Iran and Russia have drones armed with air-to-air missiles while India and Turkey have tested similar system. Last year on July 25, DRDO successfully tested its UAV Launched Precision Guided Missile (ULPGM)-V3 from a drone developed by an Indian company. The According to DRDO, the “missile is equipped with three modular warhead options: Anti-armour to destroy modern age armoured vehicles equipped with Rolled Homogeneous Armour (RHA) with Explosive Reactive Armour (ERA); Penetration-cum-Blast warhead with Anti Bunker application and Pre-fragmentation warhead with a high lethality zone.”

In November, Turkish UCAV Kizilelma test fired its latest air-to-air missile Gökdoğan.  Russia is arming its Geran-2 (Iranian Shahed 136) long-range one-way drones with MANPAD system for short-range air-to-air interception. Iran has developed a new concept weapon which is a drone-cum-missile known ‘358 missile’. It is launched like any drone and can independently identify aerial target using its heat seeker and intercept it like air-to-air missile. Iran and Houthis have used 358 to intercept American MQ1B. Reportedly, Houthis have downed 4 of these highly prized American UAVs. Iran has developed more agile and recoverable 359 with longer range.

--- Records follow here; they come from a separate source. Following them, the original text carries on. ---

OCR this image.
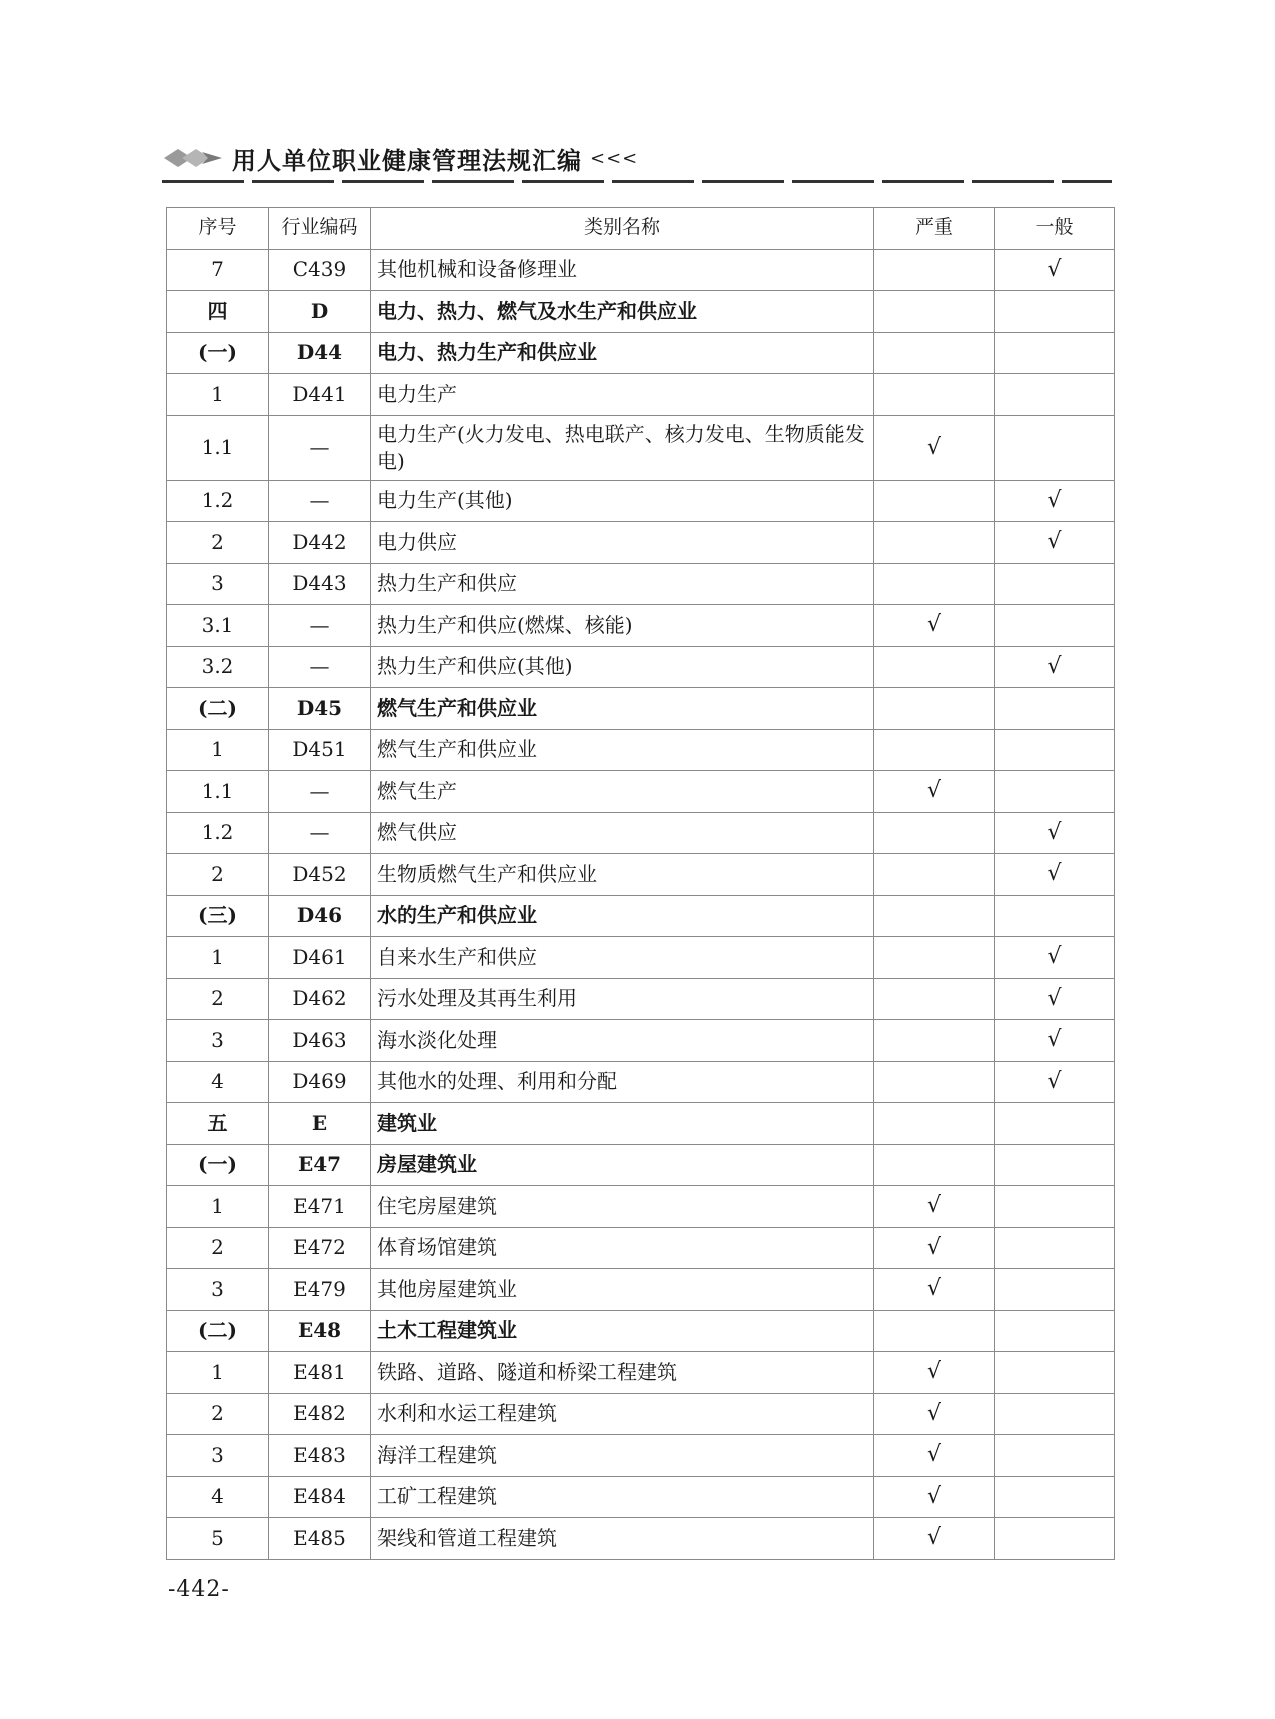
用人单位职业健康管理法规汇编 <<<
序号	行业编码	类别名称	严重	一般
7	C439	其他机械和设备修理业		√
四	D	电力、热力、燃气及水生产和供应业		
(一)	D44	电力、热力生产和供应业		
1	D441	电力生产		
1.1	—	电力生产(火力发电、热电联产、核力发电、生物质能发电)	√	
1.2	—	电力生产(其他)		√
2	D442	电力供应		√
3	D443	热力生产和供应		
3.1	—	热力生产和供应(燃煤、核能)	√	
3.2	—	热力生产和供应(其他)		√
(二)	D45	燃气生产和供应业		
1	D451	燃气生产和供应业		
1.1	—	燃气生产	√	
1.2	—	燃气供应		√
2	D452	生物质燃气生产和供应业		√
(三)	D46	水的生产和供应业		
1	D461	自来水生产和供应		√
2	D462	污水处理及其再生利用		√
3	D463	海水淡化处理		√
4	D469	其他水的处理、利用和分配		√
五	E	建筑业		
(一)	E47	房屋建筑业		
1	E471	住宅房屋建筑	√	
2	E472	体育场馆建筑	√	
3	E479	其他房屋建筑业	√	
(二)	E48	土木工程建筑业		
1	E481	铁路、道路、隧道和桥梁工程建筑	√	
2	E482	水利和水运工程建筑	√	
3	E483	海洋工程建筑	√	
4	E484	工矿工程建筑	√	
5	E485	架线和管道工程建筑	√	
-442-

The pace at which innovation and development is happening in UAV domain, one can expect them to carry out more sophisticated aerial role in near future.

Investing copious amount in a system which is becoming irrelevant by day is not a prudent decision. India needs to equip for a war that may happen tomorrow, not in some distant future. We need to buy things that can be delivered tomorrow not ten years later. Who knows what future holds. The pace at which things are happening it is almost impossible to predict how technology and geopolitics would evolve.

World is transitioning and wars are happening across the world. Faultline are becoming active. Wars can happen anytime, anywhere. Buy what can win wars in immediate future and invest in technologies in what we need ten years and beyond.